On speeding up integration tests with Nailgun AKA waiting ~15 seconds for a test annoys me

TLDR: Using Nailgun can speed up integration level tests, eliminating the need for fake swords.


At work, we use FitNesse combined with HSQLDB to do integration level testing. For those unfamiliar with FitNesse, it’s a wiki/table based acceptance testing framework. You write your tests in a table format that the FitNesse wiki server parses. It then calls fixture methods in your code. An example from their docs:

|script             |login dialog driver|Bob           |xyzzy|
|login with username|Bob                |and password  |xyzzy|
|check              |login message      |Bob logged in.      |

The above table will create an instance of the LoginDialogDriver class and call the loginWithUsernameAndPassword and loginMessage methods.

The way it works internally is there is one JVM hosting the wiki, allowing you to edit it. Whenever you run the test, it spawns another JVM to actually run the test in. The second JVM has the fixtures and your production code.

Pain Point

For us, the first thing the second JVM does is “start up” the application with an embedded HSQLDB. Among other things, this involves parsing the Hibernate configuration and creating the appropriate tables. Unfortunately, this takes ~15 seconds. That makes running tests extremely slow and annoying. I’m always tempted to get some fake swords to pass the time.

One of my coworkers sped this up a ton by reusing the same DB + Hibernate configuration between tests, so subsequent tests take ~2 seconds. This means that when you’re running a suite (multiple tests), the first test will take ~15 seconds, but the rest will take ~2 seconds each. That’s awesome for a CI environment, but it doesn’t help much in a local environment. When you run a test, edit it, and run it again, you’re paying that ~15 second cost each time you run the test.


If only we could reuse the above optimization across multiple test runs. We would need some sort of persistent JVM to cache the DB + Hibernate configuration in. That’s where Nailgun comes in. The Nailgun server can run in the background, and the FitNesse server just needs to call the Nailgun client instead of spawning a second JVM when running tests. The Nailgun JVM will cache things so that subsequent test runs can be speedy.


  1. Install Nailgun. Make sure that ng or ng-nailgun is on your $PATH.

  2. Figure out the classpath that you run FitNesse tests in. The classpath is computed dynamically based on the !path statements in the test. We can convert the !path statements into a java classpath argument by running the following:

     grep "!path" content.txt | awk '{ print $2 }' | sed 's/\.jar//g' | tr '\n' ':'
  3. Start the Nailgun server with the above classpath + the Nailgun server jar.

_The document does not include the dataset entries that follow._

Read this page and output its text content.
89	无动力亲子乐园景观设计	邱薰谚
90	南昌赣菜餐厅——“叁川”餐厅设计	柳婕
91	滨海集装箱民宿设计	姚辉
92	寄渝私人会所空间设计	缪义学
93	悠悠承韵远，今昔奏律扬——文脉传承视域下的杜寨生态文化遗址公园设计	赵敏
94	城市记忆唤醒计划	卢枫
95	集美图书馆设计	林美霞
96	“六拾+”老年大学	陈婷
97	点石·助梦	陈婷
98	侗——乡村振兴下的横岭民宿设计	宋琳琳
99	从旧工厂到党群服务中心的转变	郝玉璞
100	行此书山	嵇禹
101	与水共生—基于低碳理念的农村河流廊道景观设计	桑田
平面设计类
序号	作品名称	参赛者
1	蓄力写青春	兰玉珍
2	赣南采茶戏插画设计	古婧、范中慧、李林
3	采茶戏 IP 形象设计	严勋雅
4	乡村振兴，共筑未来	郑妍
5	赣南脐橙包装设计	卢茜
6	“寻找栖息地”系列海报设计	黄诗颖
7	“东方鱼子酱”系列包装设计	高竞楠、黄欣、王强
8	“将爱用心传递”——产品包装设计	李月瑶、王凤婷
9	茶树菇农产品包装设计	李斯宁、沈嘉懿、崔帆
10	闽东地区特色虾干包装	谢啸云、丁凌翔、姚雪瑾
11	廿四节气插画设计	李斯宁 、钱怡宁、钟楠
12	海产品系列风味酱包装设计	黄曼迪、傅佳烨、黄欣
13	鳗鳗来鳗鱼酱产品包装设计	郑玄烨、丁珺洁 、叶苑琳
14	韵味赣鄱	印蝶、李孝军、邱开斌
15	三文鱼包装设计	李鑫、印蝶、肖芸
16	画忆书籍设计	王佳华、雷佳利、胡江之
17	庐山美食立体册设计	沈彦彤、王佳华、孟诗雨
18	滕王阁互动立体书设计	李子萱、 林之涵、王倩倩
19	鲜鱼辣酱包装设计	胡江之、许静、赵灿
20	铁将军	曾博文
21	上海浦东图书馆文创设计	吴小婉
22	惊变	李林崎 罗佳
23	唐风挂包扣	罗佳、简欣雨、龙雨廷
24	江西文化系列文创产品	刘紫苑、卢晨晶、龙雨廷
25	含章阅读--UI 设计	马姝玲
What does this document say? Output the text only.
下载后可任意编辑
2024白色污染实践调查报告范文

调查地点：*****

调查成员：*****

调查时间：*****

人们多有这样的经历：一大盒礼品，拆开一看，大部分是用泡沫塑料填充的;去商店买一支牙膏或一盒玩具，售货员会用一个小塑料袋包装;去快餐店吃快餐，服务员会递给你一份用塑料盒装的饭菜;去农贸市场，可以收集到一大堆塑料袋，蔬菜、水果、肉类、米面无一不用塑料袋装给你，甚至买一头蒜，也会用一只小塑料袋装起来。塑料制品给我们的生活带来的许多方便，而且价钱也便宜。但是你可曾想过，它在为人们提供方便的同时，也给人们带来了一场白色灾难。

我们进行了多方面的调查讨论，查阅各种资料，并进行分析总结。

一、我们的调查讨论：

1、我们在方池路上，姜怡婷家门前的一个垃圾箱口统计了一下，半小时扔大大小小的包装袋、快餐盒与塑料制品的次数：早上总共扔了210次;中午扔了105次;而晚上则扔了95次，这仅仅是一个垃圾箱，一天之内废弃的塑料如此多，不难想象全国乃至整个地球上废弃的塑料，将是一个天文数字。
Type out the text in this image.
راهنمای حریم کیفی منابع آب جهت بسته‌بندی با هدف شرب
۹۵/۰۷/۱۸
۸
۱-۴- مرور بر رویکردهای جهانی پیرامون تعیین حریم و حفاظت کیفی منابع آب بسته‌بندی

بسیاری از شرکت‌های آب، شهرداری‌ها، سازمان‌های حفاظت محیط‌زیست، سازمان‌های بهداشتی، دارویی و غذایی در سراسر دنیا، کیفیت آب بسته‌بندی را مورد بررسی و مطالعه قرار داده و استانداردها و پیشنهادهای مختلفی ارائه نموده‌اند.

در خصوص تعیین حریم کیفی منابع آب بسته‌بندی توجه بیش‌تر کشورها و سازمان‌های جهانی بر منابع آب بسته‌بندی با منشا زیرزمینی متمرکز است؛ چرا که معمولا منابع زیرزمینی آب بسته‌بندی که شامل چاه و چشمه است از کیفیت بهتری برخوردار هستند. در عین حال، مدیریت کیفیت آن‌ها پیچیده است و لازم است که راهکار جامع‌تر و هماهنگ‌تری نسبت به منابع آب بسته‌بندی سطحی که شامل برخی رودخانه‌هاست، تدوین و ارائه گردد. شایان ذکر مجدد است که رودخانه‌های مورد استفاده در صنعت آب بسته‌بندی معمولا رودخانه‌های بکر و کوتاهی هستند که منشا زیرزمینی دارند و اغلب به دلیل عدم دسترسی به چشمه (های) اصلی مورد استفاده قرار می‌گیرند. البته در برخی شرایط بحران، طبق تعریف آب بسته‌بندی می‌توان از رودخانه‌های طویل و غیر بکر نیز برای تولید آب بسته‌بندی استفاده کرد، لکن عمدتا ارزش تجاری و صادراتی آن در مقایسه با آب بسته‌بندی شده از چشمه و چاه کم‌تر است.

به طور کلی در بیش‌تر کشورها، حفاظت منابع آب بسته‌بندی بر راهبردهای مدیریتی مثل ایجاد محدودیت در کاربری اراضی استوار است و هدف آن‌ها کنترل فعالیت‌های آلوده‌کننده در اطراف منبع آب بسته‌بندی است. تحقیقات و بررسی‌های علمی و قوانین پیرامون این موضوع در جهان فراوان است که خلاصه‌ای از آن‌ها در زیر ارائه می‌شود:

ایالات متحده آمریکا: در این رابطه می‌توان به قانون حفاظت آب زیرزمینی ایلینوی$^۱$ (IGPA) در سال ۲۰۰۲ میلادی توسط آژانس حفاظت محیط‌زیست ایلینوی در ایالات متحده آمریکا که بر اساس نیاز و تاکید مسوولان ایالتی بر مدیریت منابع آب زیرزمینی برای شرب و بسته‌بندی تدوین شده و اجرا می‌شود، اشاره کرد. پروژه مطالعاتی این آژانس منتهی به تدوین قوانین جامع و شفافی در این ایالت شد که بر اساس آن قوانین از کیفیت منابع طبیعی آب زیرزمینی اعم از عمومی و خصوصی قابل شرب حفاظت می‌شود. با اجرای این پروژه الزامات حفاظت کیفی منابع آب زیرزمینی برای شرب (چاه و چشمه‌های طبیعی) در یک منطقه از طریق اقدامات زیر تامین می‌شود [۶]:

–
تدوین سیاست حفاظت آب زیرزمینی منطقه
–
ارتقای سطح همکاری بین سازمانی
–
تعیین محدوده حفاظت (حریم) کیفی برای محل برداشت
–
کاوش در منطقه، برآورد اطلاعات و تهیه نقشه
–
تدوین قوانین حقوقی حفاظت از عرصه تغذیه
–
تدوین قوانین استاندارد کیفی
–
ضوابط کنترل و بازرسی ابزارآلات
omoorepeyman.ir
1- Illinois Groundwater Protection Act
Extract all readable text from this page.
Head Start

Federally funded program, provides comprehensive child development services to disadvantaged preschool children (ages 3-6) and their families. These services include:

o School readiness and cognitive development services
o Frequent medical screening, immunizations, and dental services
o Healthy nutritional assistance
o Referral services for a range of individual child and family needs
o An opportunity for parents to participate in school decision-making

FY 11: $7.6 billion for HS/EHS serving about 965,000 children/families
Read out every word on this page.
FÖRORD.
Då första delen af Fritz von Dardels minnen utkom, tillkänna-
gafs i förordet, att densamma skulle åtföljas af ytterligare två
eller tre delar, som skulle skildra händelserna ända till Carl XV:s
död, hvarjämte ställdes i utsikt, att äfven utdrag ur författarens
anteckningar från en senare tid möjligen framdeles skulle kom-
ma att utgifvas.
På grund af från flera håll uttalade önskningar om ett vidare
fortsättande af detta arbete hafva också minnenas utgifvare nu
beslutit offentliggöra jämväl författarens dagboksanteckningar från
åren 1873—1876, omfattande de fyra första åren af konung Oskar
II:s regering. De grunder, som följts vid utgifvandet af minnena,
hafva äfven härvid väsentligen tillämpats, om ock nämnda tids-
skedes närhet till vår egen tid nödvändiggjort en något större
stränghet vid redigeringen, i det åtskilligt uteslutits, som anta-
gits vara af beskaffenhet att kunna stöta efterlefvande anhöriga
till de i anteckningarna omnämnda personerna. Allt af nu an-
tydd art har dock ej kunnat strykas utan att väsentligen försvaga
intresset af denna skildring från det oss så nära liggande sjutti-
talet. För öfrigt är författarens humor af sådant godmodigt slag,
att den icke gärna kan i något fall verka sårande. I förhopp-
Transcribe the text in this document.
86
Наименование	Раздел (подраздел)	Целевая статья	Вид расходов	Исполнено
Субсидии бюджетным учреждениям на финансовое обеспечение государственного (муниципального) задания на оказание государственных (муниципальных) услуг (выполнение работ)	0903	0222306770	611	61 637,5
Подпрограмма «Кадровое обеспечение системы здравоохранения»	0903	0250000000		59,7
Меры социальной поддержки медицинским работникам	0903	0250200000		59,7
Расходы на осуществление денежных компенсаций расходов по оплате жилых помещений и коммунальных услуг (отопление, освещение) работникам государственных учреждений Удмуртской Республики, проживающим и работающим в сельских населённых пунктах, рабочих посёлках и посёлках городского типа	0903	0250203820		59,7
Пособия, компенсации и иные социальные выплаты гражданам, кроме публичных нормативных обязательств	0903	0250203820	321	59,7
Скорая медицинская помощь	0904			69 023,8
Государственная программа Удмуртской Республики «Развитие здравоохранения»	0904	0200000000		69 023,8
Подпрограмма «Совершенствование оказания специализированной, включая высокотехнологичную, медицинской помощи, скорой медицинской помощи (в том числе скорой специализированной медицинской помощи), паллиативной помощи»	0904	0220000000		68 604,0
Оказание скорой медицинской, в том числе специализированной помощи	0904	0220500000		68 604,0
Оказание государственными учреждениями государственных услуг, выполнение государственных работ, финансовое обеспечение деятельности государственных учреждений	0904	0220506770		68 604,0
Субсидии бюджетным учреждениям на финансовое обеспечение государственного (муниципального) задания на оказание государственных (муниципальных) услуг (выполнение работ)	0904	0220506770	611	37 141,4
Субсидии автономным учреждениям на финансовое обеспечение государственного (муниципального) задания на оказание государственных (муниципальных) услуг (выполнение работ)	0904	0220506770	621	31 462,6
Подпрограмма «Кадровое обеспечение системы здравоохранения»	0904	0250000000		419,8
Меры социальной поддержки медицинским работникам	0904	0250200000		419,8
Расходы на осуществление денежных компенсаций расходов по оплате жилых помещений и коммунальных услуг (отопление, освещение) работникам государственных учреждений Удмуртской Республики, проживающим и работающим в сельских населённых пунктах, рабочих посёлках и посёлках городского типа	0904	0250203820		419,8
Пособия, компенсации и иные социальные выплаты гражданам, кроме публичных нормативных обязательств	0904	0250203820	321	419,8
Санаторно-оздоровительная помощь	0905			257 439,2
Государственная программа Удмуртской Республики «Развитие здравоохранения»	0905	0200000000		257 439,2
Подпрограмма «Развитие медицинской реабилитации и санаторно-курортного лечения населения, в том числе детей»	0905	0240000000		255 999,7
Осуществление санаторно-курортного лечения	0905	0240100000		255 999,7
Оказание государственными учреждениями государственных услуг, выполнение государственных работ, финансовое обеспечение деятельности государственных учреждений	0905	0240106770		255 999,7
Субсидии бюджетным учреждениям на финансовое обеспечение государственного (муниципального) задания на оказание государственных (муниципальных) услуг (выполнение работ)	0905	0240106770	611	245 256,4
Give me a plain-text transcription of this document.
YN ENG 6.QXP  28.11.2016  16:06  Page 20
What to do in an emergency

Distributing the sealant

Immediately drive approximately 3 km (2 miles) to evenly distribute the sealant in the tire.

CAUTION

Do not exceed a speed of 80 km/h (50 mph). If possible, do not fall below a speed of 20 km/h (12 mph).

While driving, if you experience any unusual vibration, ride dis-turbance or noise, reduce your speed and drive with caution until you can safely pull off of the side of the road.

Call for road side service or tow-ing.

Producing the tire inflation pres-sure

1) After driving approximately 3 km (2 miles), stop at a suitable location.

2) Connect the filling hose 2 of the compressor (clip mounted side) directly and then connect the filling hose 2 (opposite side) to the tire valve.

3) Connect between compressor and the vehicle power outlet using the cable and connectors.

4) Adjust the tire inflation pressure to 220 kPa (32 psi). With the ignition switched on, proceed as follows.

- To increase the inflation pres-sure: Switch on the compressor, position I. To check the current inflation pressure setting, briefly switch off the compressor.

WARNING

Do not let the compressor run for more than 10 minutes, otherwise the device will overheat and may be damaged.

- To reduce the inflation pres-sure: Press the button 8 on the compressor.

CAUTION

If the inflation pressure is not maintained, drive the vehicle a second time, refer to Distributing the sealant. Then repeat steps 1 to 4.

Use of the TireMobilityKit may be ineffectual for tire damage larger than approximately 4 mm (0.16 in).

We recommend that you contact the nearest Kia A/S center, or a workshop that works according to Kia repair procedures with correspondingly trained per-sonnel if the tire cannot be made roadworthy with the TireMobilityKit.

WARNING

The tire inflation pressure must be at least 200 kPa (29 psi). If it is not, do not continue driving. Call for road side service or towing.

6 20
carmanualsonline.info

     java -cp CLASSPATH_FROM_ABOVE com.martiansoftware.nailgun.NGServer
  4. Start the FitNesse wiki server.

  5. Modify the COMMAND_PATTERN FitNesse uses to start the second JVM. Inside the main content.txt, there will be something similar to:

     java -cp %p %m 

    According to the docs, %p is the classpath and %m is the main class. We’ve already figured out the classpath and started the Nailgun server with it, so the important thing is %m. Change the above line to:

     ng %m
  6. Run the test. The first run will be a bit slow since nothing is cached yet.

  7. Run the test again. Speedup!


  • This will only speed up tests if you’re sharing some cached state between test runs. If you’re creating a brand new DB for each test, this won’t give you much improvement. It might speed things up slightly due to not having to start a JVM each time, but that tends to be unnoticeable in comparison to DB creation.
  • If you’ve already modified the COMMAND_PATTERN for your particular application (e.g. more memory usage), you’ll need to apply the same changes to the Nailgun server start command.
  • If you want to debug the FitNesse test, you’ll have to add the JVM debug arguments to the Nailgun server start command. REMOTE_DEBUG_COMMAND is no longer needed and you don’t have to click Debug in the wiki.
  • If you tend to run multiple tests concurrently, this probably won’t work. In regular FitNesse, if you run 2 tests concurrently, each will spawn a separate JVM and shouldn’t interfere with each other (unless you have a shared resource (e.g. external DB)). Since you’re in the same JVM with Nailgun, depending on how your app is structured, tests might fight for the same in memory resource. So running tests concurrently might blow up in your face. On the bright side, since the tests are faster now, you may have less of a need to run them concurrently.
  • If you run the same test over and over, it might actually get faster due to JIT magic. I’ve noticed that tests get faster and faster if I keep running them inside the same Nailgun JVM. I haven’t confirmed that JIT is the reason, but it’s a plausible hypothesis.